Short Lesson in Positive Psychology for my Son Delivered via Telephone
By Michelle Higgins - 23rd December 2011
Last night my oldest child had a crisis of confidence. In fact, the crisis began at pick up and continued well into the evening. The source of his misery was an English paper that he just could not wrap his head around. A paper that was due the next day, the last day of the school term, the day we were flying home and the last thing any of us wanted to focus on was homework.
While I would have loved to have told my son not to worry, I knew that giving him an out was not the right thing to do. For one thing, his worry over the paper was in some ways a good sign, a reflection of the fact that he cares about his schoolwork and wants to do well. For another, as he moves through school and life there will be many challenges and part of growing up is learning how to meet them head on, and the sense of accomplishment (and relief) when we face down our demons.
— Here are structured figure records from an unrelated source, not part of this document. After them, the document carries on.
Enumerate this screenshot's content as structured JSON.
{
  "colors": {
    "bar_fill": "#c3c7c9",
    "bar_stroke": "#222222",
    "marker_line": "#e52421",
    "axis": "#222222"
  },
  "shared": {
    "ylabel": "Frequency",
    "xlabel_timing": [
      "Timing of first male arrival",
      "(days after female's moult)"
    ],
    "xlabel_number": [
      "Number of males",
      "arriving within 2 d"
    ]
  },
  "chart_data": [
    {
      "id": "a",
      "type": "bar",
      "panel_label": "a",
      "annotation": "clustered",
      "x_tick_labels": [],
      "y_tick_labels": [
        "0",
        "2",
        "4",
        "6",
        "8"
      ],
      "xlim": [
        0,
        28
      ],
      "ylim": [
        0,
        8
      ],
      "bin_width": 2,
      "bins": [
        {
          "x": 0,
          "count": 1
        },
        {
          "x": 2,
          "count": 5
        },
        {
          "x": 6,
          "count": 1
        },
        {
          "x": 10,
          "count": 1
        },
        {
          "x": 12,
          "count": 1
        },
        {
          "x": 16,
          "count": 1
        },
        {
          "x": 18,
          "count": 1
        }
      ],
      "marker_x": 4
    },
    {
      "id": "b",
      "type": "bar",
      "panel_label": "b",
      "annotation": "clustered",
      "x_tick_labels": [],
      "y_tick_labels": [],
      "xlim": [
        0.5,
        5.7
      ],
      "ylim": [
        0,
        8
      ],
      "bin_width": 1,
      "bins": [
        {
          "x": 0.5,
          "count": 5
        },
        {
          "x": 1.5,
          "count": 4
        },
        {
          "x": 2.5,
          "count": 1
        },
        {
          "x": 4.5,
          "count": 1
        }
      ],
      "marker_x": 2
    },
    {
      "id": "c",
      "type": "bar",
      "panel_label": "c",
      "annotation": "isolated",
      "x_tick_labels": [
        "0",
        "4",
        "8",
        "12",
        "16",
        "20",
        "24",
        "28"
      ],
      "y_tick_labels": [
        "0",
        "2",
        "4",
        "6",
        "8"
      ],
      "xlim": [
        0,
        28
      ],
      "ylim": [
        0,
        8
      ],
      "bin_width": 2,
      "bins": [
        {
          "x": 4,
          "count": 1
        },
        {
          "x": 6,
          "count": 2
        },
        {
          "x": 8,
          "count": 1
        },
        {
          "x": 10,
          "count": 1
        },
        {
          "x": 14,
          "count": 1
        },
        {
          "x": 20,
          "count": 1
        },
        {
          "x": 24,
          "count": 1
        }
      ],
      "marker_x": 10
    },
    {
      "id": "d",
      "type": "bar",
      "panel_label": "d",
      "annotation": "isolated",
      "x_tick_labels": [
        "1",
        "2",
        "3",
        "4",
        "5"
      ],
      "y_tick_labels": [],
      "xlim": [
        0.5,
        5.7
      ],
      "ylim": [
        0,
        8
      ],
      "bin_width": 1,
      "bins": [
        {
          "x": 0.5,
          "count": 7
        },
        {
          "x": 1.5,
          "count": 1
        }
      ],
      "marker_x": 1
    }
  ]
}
I did not tell my son that he needed to stay up all night and get an A on his paper. In fact, I emphasised that this time around a good enough paper would in fact be good enough. I did not want him to focus on grades, but instead tried to help him think about other times where he had found something difficult but chose to push through and came out the other end triumphant. A change of countries, an entirely new school system, a lightning fast math curriculum, all provided me with plenty of material – he had dealt with all of these situations with some tears but also hard work and determination and emerged with a real sense of achievement.
The other aspect of this particular crisis was that my son catastrophised the situation – something we all do when we are feeling overwhelmed (or at least I do). Rather than recognising that for whatever reason this paper did not sit well with him, he declared that he was terrible at creative writing. And fortunately this is entirely untrue. Rather than simply uttering platitudes, I pointed to assignments he had completed this year that he had done very well in and involved similar creative approaches.
I do not know if my son truly heard me. Much of our conversation took place over a phone line as I was racing around doing last minute shopping for our trip. But the good news is that when I arrived home he had in fact made a very decent start on the paper. It may not be his best effort ever, but he got it done, and can now go on holiday without a little dark cloud hanging over his head.